Mengenai minyak makan menurut Hiromi Shinya di buku "The Miracle of Enzyme" (2005):
Saat ini, kebanyakan minyak yang pada umumnya dijual di pasaran diproduksi dengan suatu metode ekstraksi kimiawi, yaitu mereka mencampurkan suatu larutan kimia yang disebut heksana ke dalam bahan baku mentah, yang menyebabkan campuran keruh itu panas. Minyak kemudian disaring dengan cara menguapkan hanya larutan kimia yang dicampurkan dengan menggunakan tekanan dan suhu tinggi. Dengan metode ini, minyak yang terbuang lebih sedikit; dan karena minyak tersebut dipanaskan, kualitasnya lebih sulit berubah. Namun, minyak yang disaring dengan metode ini berubah menjadi asam lemak trans, atau lemak trans, yaitu suatu unsur yang sangat merusak tubuh.
Asam lemak trans tidak terdapat di alam dan dikabarkan dapat meningkatkan kadar kolesterol jahat dalam tubuh, pada saat yagn sama menurunkan kolesterol baik. Asam lemak trans juga menyebabkan kanker, hipertensi, dan penyakit jantung, selain masalah-masalah kesehatan lain. Di negara-negara barat, ditentukan suatu titik maksimum bagi kadar asam lemak trans yang boleh terdapat dalam makanan, dan semua yang melebihi titi tersebut dilarang untuk dijual. Pada akhir 2006, Dewan Kesehatan Kota New York memutuskan untuk melarang lemak trans di seluruh restoran di kota itu sejak Juli 2008.
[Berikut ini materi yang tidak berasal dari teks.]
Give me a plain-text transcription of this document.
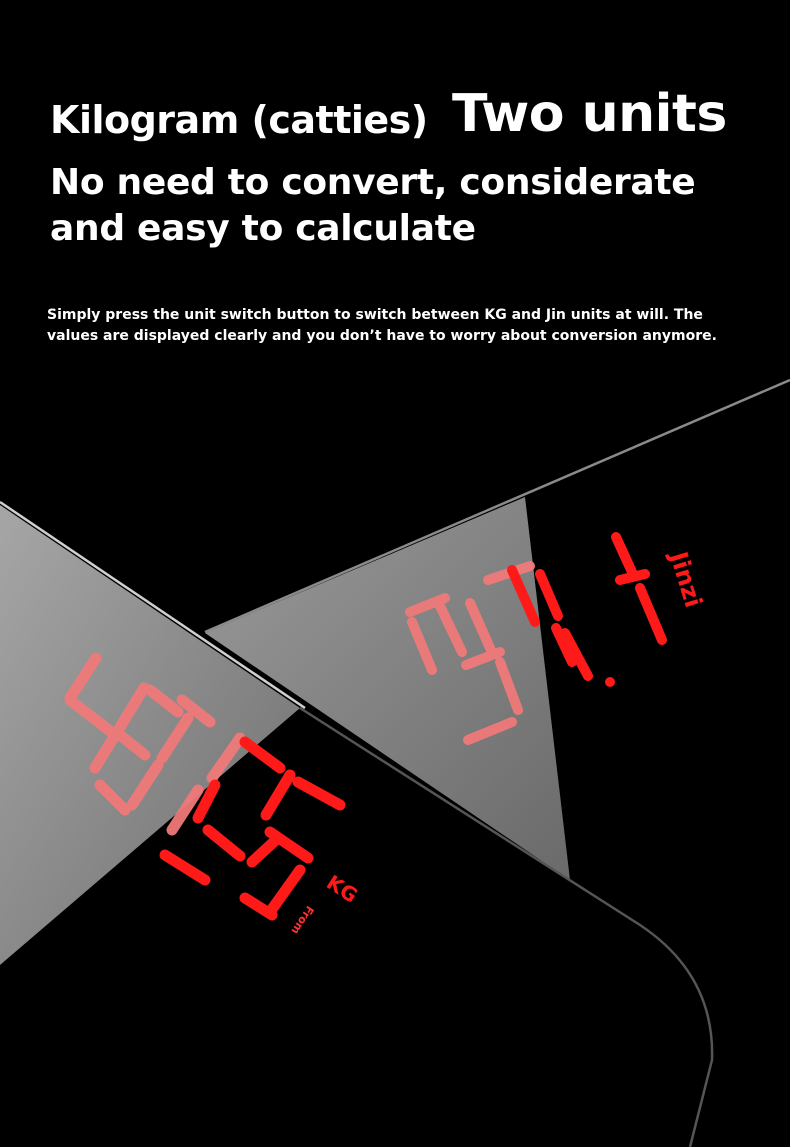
KG
From
Jinzi
Kilogram (catties) Two units
No need to convert, considerate
and easy to calculate
Simply press the unit switch button to switch between KG and Jin units at will. The values are displayed clearly and you don’t have to worry about conversion anymore.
Makanan yang mengandung paling banyak asam lemak trans adalah margarin. Banyak orang yang percaya bahwa minyak yang diekstrak dari sayuran, seperti margarin, tidak mengandung kolesterol, dan lebih baik bagi tubuh daripada lemak hewani seperti mentega. itu adalah sebuah kesalahpahaman yang sangat besar.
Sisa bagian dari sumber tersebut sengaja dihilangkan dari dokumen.